L’Islam n’étant pas une religion comme les autres, est-il encore nécessaire de le rappeler pour que nos élus qui sont censés incarner et faire vivre l’esprit républicain, ne tombent pas dans le piège que leur ont tendu les islamistes radicaux.
Si nous acceptons de financer les lieux de culte avec des fonds publics , nous contrevenons au concept même de la laïcité qui a entériné la séparation des Églises et de l’État.
Lors de cette Convention le pacte républicain a été présenté par Jean François Copé à la presse et il a annoncé que l’UMP acceptait le financement des lieux de culte aux conditions suivantes :
Extrait du pacte républicain rédigé par l’UMP (1) :
Liberté religieuse et lieux de culte
Sans remettre en cause le principe de séparation des Églises et de l’État et, par conséquent, le principe selon lequel la République ne finance pas la construction de lieux de culte, il est souhaitable de prévoir des dispositions de nature à faciliter l’exercice de la liberté religieuse et, spécialement, l’exercice du culte dans des lieux de culte.
PROPOSITION 5 : prévoir expressément la possibilité de baux emphytéotiques avec option d’achat pour les nouveaux lieux de culte et généraliser le recours aux garanties d’emprunt par des collectivités locales – voie législative (proposition de la commission Machelon).

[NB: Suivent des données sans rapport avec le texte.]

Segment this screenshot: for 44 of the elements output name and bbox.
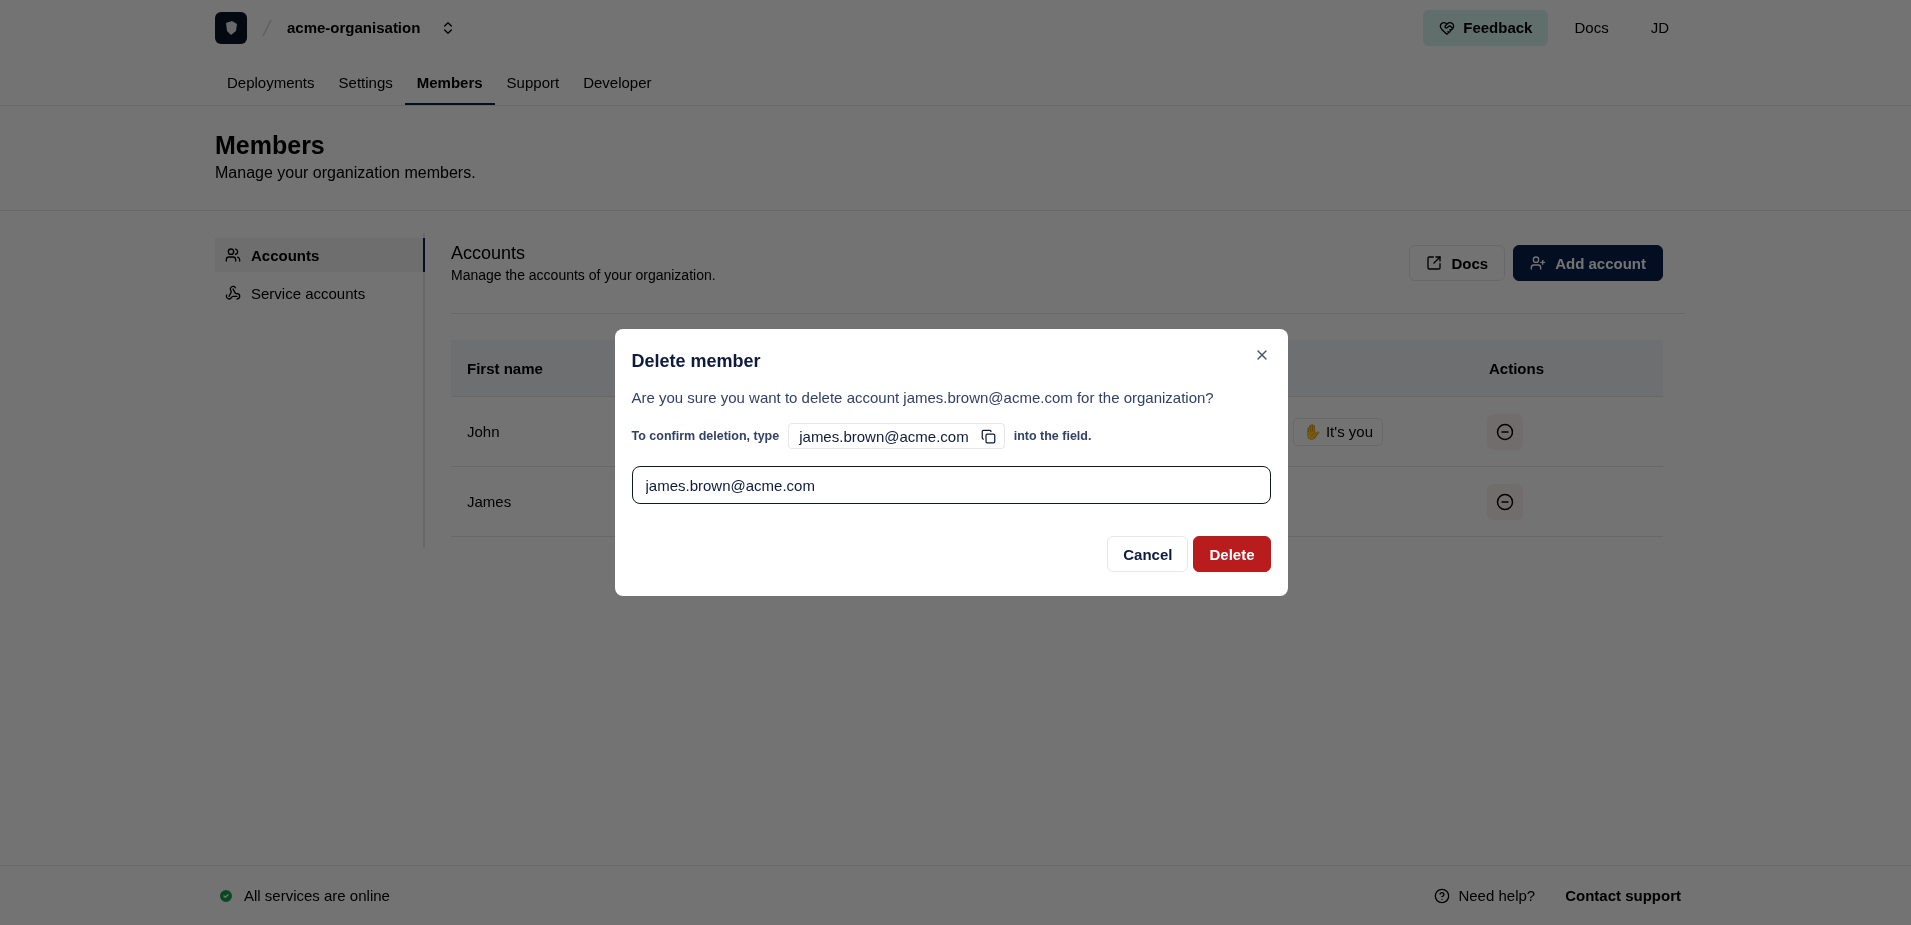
logo-icon[interactable] (215, 11, 247, 44)
nav-tab[interactable]: Deployments (215, 74, 327, 105)
cancel-button[interactable]: Cancel (1107, 536, 1189, 572)
table-cell-text: James (466, 493, 513, 510)
webhook-icon (225, 285, 241, 301)
column-header: Actions (1488, 359, 1545, 377)
copy-button[interactable] (980, 428, 996, 444)
delete-button[interactable]: Delete (1193, 536, 1271, 572)
nav-tab[interactable]: Support (494, 74, 572, 105)
feedback-button[interactable]: Feedback (1423, 9, 1549, 46)
you-badge: ✋ It's you (1292, 417, 1383, 446)
confirm-input-field[interactable]: james.brown@acme.com (631, 466, 1271, 504)
user-plus-icon (1530, 255, 1547, 271)
section-title: Accounts (451, 243, 527, 264)
nav-tab[interactable]: Settings (326, 74, 405, 105)
contact-support-link[interactable]: Contact support (1565, 887, 1681, 904)
status-text: All services are online (244, 887, 390, 904)
copy-icon (980, 428, 996, 444)
remove-button[interactable] (1487, 413, 1523, 450)
nav-tab[interactable]: Members (404, 74, 495, 105)
confirm-instruction: To confirm deletion, type (631, 429, 780, 443)
help-link[interactable]: Need help? (1434, 887, 1536, 904)
section-subtitle: Manage the accounts of your organization. (451, 267, 716, 283)
add-account-button[interactable]: Add account (1513, 245, 1663, 281)
minus-circle-icon (1496, 492, 1514, 511)
sidebar-item[interactable]: Accounts (215, 238, 425, 272)
table-cell-text: John (466, 423, 501, 440)
external-link-icon (1426, 255, 1443, 271)
minus-circle-icon (1496, 422, 1514, 441)
help-icon (1434, 887, 1451, 904)
organization-name[interactable]: acme-organisation (287, 19, 421, 36)
dialog-message: Are you sure you want to delete account james.brown@acme.com for the organization? (631, 389, 1215, 406)
docs-button[interactable]: Docs (1409, 245, 1506, 281)
users-icon (225, 247, 241, 263)
page-subtitle: Manage your organization members. (215, 164, 477, 182)
docs-link[interactable]: Docs (1558, 9, 1625, 46)
nav-tab[interactable]: Developer (571, 74, 664, 105)
column-header: First name (466, 359, 544, 377)
email-text: james.brown@acme.com (799, 427, 969, 445)
remove-button[interactable] (1487, 483, 1523, 520)
dialog-title: Delete member (631, 351, 761, 372)
sidebar-item[interactable]: Service accounts (215, 276, 423, 310)
page-title: Members (215, 131, 326, 160)
confirm-instruction: into the field. (1013, 429, 1092, 443)
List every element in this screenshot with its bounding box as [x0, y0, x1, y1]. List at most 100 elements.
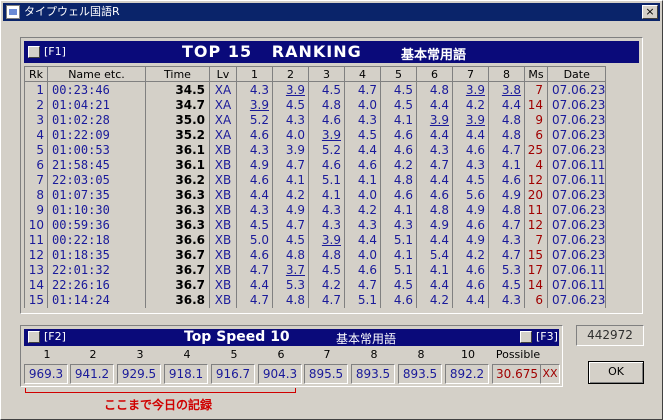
split-cell: 4.3 — [452, 158, 489, 173]
miss-cell: 25 — [524, 143, 548, 158]
miss-cell: 20 — [524, 188, 548, 203]
name-cell: 01:18:35 — [47, 248, 146, 263]
split-cell: 4.3 — [272, 113, 309, 128]
column-header: 6 — [416, 66, 453, 82]
split-cell: 5.3 — [488, 263, 525, 278]
rank-cell: 8 — [24, 188, 48, 203]
rank-cell: 10 — [24, 218, 48, 233]
ranking-subtitle: 基本常用語 — [401, 48, 467, 63]
date-cell: 07.06.11 — [546, 158, 607, 173]
f1-checkbox[interactable] — [28, 46, 40, 58]
ok-button[interactable]: OK — [588, 361, 644, 384]
time-cell: 34.5 — [145, 81, 210, 98]
name-cell: 01:10:30 — [47, 203, 146, 218]
split-cell: 4.6 — [452, 218, 489, 233]
miss-cell: 7 — [524, 81, 548, 98]
miss-cell: 17 — [524, 263, 548, 278]
best-split-value: 3.9 — [429, 113, 449, 127]
f2-checkbox[interactable] — [28, 331, 40, 343]
split-cell: 4.1 — [380, 203, 417, 218]
split-cell: 4.7 — [344, 278, 381, 293]
split-cell: 4.6 — [380, 188, 417, 203]
name-cell: 22:03:05 — [47, 173, 146, 188]
f3-label: [F3] — [536, 330, 558, 343]
split-cell: 3.9 — [272, 143, 309, 158]
split-cell: 4.5 — [236, 218, 273, 233]
speed-value: 895.5 — [304, 364, 348, 384]
miss-cell: 14 — [524, 98, 548, 113]
ranking-row: 12 01:18:35 36.7 XB 4.6 4.8 4.8 4.0 4.1 5.4 4.2 4.7… — [24, 248, 607, 263]
best-split-value: 3.9 — [321, 128, 341, 142]
name-cell: 21:58:45 — [47, 158, 146, 173]
split-cell: 4.9 — [236, 158, 273, 173]
time-cell: 35.0 — [145, 113, 210, 128]
rank-cell: 6 — [24, 158, 48, 173]
f3-checkbox[interactable] — [520, 331, 532, 343]
name-cell: 01:07:35 — [47, 188, 146, 203]
split-cell: 4.4 — [416, 98, 453, 113]
today-bracket — [25, 388, 296, 393]
speed-column-label: 4 — [183, 348, 191, 361]
level-cell: XB — [209, 173, 237, 188]
split-cell: 4.6 — [236, 248, 273, 263]
miss-cell: 4 — [524, 158, 548, 173]
split-cell: 4.4 — [452, 128, 489, 143]
time-cell: 36.1 — [145, 158, 210, 173]
ranking-row: 1 00:23:46 34.5 XA 4.3 3.9 4.5 4.7 4.5 4.8 3.9 3.8 7… — [24, 81, 607, 98]
name-cell: 22:01:32 — [47, 263, 146, 278]
level-cell: XA — [209, 128, 237, 143]
split-cell: 4.8 — [416, 81, 453, 98]
date-cell: 07.06.23 — [546, 188, 607, 203]
split-cell: 4.9 — [452, 233, 489, 248]
split-cell: 4.4 — [416, 173, 453, 188]
speed-value: 904.3 — [258, 364, 302, 384]
app-icon[interactable] — [6, 5, 20, 19]
possible-value: 30.675 — [492, 364, 542, 384]
f1-label: [F1] — [44, 45, 66, 58]
column-header: Date — [546, 66, 607, 82]
ranking-row: 6 21:58:45 36.1 XB 4.9 4.7 4.6 4.6 4.2 4.7 4.3 4.1 4… — [24, 158, 607, 173]
column-header: Ms — [524, 66, 548, 82]
time-cell: 36.3 — [145, 203, 210, 218]
split-cell: 4.4 — [236, 278, 273, 293]
level-cell: XB — [209, 158, 237, 173]
title-bar[interactable]: タイプウェル国語R × — [3, 3, 660, 21]
name-cell: 01:04:21 — [47, 98, 146, 113]
date-cell: 07.06.11 — [546, 278, 607, 293]
level-cell: XB — [209, 218, 237, 233]
split-cell: 4.1 — [272, 173, 309, 188]
split-cell: 4.5 — [380, 98, 417, 113]
rank-cell: 1 — [24, 81, 48, 98]
name-cell: 01:02:28 — [47, 113, 146, 128]
ranking-panel: [F1] TOP 15 RANKING 基本常用語 Rk Name etc. Tim… — [20, 37, 643, 314]
split-cell: 4.4 — [416, 278, 453, 293]
miss-cell: 12 — [524, 173, 548, 188]
level-cell: XB — [209, 293, 237, 308]
ranking-header-row: Rk Name etc. Time Lv 1 2 3 4 5 6 7 8 Ms Date — [24, 66, 607, 82]
best-split-value: 3.9 — [249, 98, 269, 112]
date-cell: 07.06.23 — [546, 203, 607, 218]
best-split-value: 3.9 — [465, 83, 485, 97]
split-cell: 4.8 — [488, 203, 525, 218]
split-cell: 4.2 — [308, 278, 345, 293]
time-cell: 36.2 — [145, 173, 210, 188]
column-header: 3 — [308, 66, 345, 82]
split-cell: 4.6 — [236, 173, 273, 188]
miss-cell: 14 — [524, 278, 548, 293]
level-cell: XB — [209, 278, 237, 293]
split-cell: 4.6 — [344, 158, 381, 173]
close-button[interactable]: × — [642, 5, 658, 19]
date-cell: 07.06.23 — [546, 113, 607, 128]
window-title: タイプウェル国語R — [24, 5, 120, 18]
split-cell: 4.7 — [488, 218, 525, 233]
main-window: タイプウェル国語R × [F1] TOP 15 RANKING 基本常用語 Rk… — [0, 0, 663, 420]
split-cell: 4.2 — [416, 293, 453, 308]
score-display: 442972 — [576, 325, 644, 346]
ranking-row: 8 01:07:35 36.3 XB 4.4 4.2 4.1 4.0 4.6 4.6 5.6 4.9 2… — [24, 188, 607, 203]
split-cell: 4.5 — [308, 263, 345, 278]
level-cell: XA — [209, 113, 237, 128]
speed-column-label: 7 — [323, 348, 331, 361]
time-cell: 36.1 — [145, 143, 210, 158]
split-cell: 4.0 — [272, 128, 309, 143]
name-cell: 22:26:16 — [47, 278, 146, 293]
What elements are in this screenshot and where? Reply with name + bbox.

Le bail emphytéotique administratif avec option d’achat
Un bail emphytéotique administratif (BEA) permet à une association cultuelle de louer un terrain à une collectivité locale pour une très longue durée (jusqu’à 99 ans) afin de lui permettre de construire un lieu de culte à moindre coût. C’est une disposition particulièrement utile pour les communautés disposant de moyens réduits et qui sont implantées dans des zones où le foncier est rare et cher.
Le recours aux baux emphytéotiques est une pratique courante, qui ne contredit pas la loi de 1905. Ainsi, le Conseil d’État a relevé en 2005 que 450 églises paroissiales avaient bénéficié de ce mécanisme sur les 1 800 construites en Ile-de-France après 1905.
Que devient l’édifice de caractère religieux construit sur le terrain à la fin du bail ? En théorie, il revient au propriétaire du terrain, en l’occurrence à la collectivité. À moins que le bail soit reconduit.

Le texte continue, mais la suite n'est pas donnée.